Consumers believe branch banking will disappear

Kay McLellan

June 16, 2006

While some of the biggest high street banks have recently made a U-turn in their policy to open more branches, consumer feeling has not been swayed.

However, they are still a long way from providing the service that consumers demand, as people regularly voice their disappointment at the level of service their receive. While there is most certainly a ‘rate tart’ society, this is not the only key motivator for consumers switching providers; service plays a vital part. Moneyfacts.co.uk research has shown 50 per cent of consumers have switched savings providers purely as a result of disappointing service.

While service is vital to any provider/customer relationship, how do products compare depending on the channel used? Lisa Taylor from moneyfacts.co.uk said: “For basic financial products such as savings accounts and personal loans, purchasing on the internet can offer excellent returns. However, the internet market has failed to capture a large audience willing to select more complicated products such as mortgages.

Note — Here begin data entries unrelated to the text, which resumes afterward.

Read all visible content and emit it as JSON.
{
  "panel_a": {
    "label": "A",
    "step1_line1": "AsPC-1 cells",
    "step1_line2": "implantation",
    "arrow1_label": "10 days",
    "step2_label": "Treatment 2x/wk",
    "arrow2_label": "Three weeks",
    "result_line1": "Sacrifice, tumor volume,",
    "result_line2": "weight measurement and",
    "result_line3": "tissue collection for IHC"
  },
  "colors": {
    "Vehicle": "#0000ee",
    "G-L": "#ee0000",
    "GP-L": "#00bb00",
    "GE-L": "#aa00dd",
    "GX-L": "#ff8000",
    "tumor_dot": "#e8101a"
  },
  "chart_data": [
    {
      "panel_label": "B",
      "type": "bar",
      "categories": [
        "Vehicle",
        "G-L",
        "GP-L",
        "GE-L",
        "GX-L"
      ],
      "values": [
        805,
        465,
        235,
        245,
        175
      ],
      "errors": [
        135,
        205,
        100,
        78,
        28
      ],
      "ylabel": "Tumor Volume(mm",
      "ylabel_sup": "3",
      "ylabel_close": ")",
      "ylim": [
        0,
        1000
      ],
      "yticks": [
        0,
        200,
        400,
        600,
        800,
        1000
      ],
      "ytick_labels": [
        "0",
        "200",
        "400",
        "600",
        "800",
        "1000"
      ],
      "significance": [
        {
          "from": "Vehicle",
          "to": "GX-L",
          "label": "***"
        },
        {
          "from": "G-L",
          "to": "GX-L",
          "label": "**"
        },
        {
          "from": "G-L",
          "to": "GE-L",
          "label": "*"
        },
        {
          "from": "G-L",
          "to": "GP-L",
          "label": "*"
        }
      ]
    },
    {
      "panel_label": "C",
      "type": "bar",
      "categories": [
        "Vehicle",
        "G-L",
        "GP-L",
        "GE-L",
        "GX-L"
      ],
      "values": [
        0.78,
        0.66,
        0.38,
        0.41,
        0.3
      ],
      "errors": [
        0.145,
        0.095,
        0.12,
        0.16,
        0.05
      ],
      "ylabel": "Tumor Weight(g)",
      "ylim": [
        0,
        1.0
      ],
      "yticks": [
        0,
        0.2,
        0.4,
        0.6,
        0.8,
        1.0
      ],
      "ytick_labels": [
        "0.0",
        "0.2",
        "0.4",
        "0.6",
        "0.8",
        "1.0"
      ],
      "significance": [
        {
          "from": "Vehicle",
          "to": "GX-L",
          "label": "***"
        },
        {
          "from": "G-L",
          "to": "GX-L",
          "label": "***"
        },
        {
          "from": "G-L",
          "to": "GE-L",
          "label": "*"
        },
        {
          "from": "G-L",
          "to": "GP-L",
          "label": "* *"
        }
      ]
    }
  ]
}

“Whilst many mortgage providers offer the ability to apply via the internet, only three providers have exclusive products that are only available online. So there seems to be a lack of incentive for DIY mortgage applications. There should be significant cost savings for the institution, but up until now these do not seem to be passed to the consumer. But are the tables beginning to turn?

“Direct Line has announced that on 16 June it will launch its first online only mortgage, offering a ‘best buy’ discounted rate of 4.19 per cent for two years.”

Research carried out by Direct Line has illustrated the need to reward consumers for completing the application process themselves online, with 46 per cent of respondents likely to apply online if they could achieve a lower rate, compared with only 26 per cent if the same mortgage was available through all channels.

Taylor added: “To gain the confidence of consumers to purchase these more complicated products online, institutions need to ensure they have easily accessible help options, with someone to speak with if needed.

“However, providers may not be keen to attract all their business through the internet, as although it does provide cost saving opportunities, they also potentially miss out on the cross selling opportunities that branch staff are trained to follow rigorously.”